God, she thought again. Is it going to come down to this? Am I this petty? When did I get this angry?

Tish dropped off their check and Tori scooped it up.

“Let me, please. As a thank you for what you did yesterday.”

“You don’t have—”

“I know. But I want to.”

Holly hesitated, then said, “Next time I’ll buy.”

Tori smiled brightly. “It’s a deal.”

Tish had lingered after delivering the check. “I really could use the extra hands, sweets, if you were serious.”

“I was,” Tori said. “You know I’d scrub pots for a week for you.”

“In that case, I’ll take care of the check.” Tish snapped the paper from Tori’s hand.

Tori muttered, “Just keep me away from Murphy.”

“I did try, but you were deep in your cups at the time.”

Tori laughed at that. “Okay, let me rephrase. Keep Murphy away from me unless you want a homicide on the premises.”

“She’s about ready to leave,” Tish said. “I’m sure she has to get her beauty sleep before she goes to Jack’s tonight.”

“I was thinking about asking Geena if she wanted to dance the night away, since it’s the first Friday of the month. But you think Murphy will be there, huh?”

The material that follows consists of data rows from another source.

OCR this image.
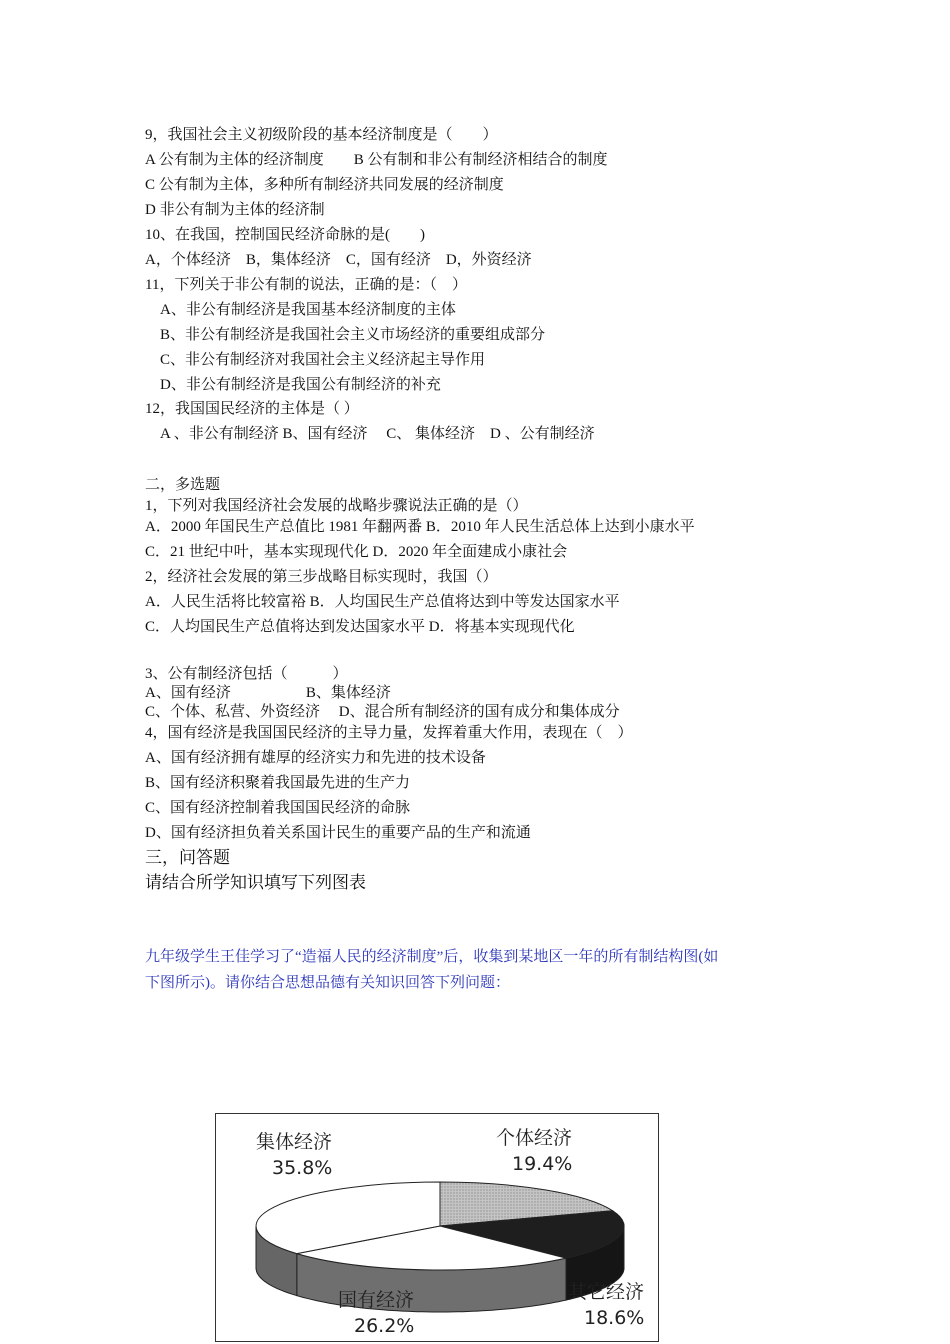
9，我国社会主义初级阶段的基本经济制度是（　　）
A 公有制为主体的经济制度　　B 公有制和非公有制经济相结合的制度
C 公有制为主体，多种所有制经济共同发展的经济制度
D 非公有制为主体的经济制
10、在我国，控制国民经济命脉的是(　　)
A，个体经济　B，集体经济　C，国有经济　D，外资经济
11，下列关于非公有制的说法，正确的是：（　）
A、非公有制经济是我国基本经济制度的主体
B、非公有制经济是我国社会主义市场经济的重要组成部分
C、非公有制经济对我国社会主义经济起主导作用
D、非公有制经济是我国公有制经济的补充
12，我国国民经济的主体是（ ）
A 、非公有制经济 B、国有经济　 C、 集体经济　D 、公有制经济
二，多选题
1，下列对我国经济社会发展的战略步骤说法正确的是（）
A．2000 年国民生产总值比 1981 年翻两番 B．2010 年人民生活总体上达到小康水平
C．21 世纪中叶，基本实现现代化 D．2020 年全面建成小康社会
2，经济社会发展的第三步战略目标实现时，我国（）
A．人民生活将比较富裕 B．人均国民生产总值将达到中等发达国家水平
C．人均国民生产总值将达到发达国家水平 D．将基本实现现代化
3、公有制经济包括（　　　）
A、国有经济　　　　　B、集体经济
C、个体、私营、外资经济　 D、混合所有制经济的国有成分和集体成分
4，国有经济是我国国民经济的主导力量，发挥着重大作用，表现在（　）
A、国有经济拥有雄厚的经济实力和先进的技术设备
B、国有经济积聚着我国最先进的生产力
C、国有经济控制着我国国民经济的命脉
D、国有经济担负着关系国计民生的重要产品的生产和流通
三，问答题
请结合所学知识填写下列图表
九年级学生王佳学习了“造福人民的经济制度”后，收集到某地区一年的所有制结构图(如
下图所示)。请你结合思想品德有关知识回答下列问题：
集体经济
35.8%
个体经济
19.4%
其它经济
18.6%
国有经济
26.2%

“Yeah, when isn’t she? I’m going to work your butt off—you’ll deserve a night on the town.”

“Jack’s is not exactly the Ritz.” Tori turned to Holly. “It’s the nearest gay bar and on first Fridays they have Ladies’ Night. It’s pretty much a dive, but it beats fighting traffic all the way to West Hollywood or Laguna Beach. Though the bar where Melissa Etheridge used to play is very nice.”

“You should treat yourself to whatever you want,” Holly advised. “I have to be in Ventura by eight.”

Tori glanced at her watch. “You have to leave by, what, three? You’d better hit the road.”

“Fortunately it won’t take me long to get ready.”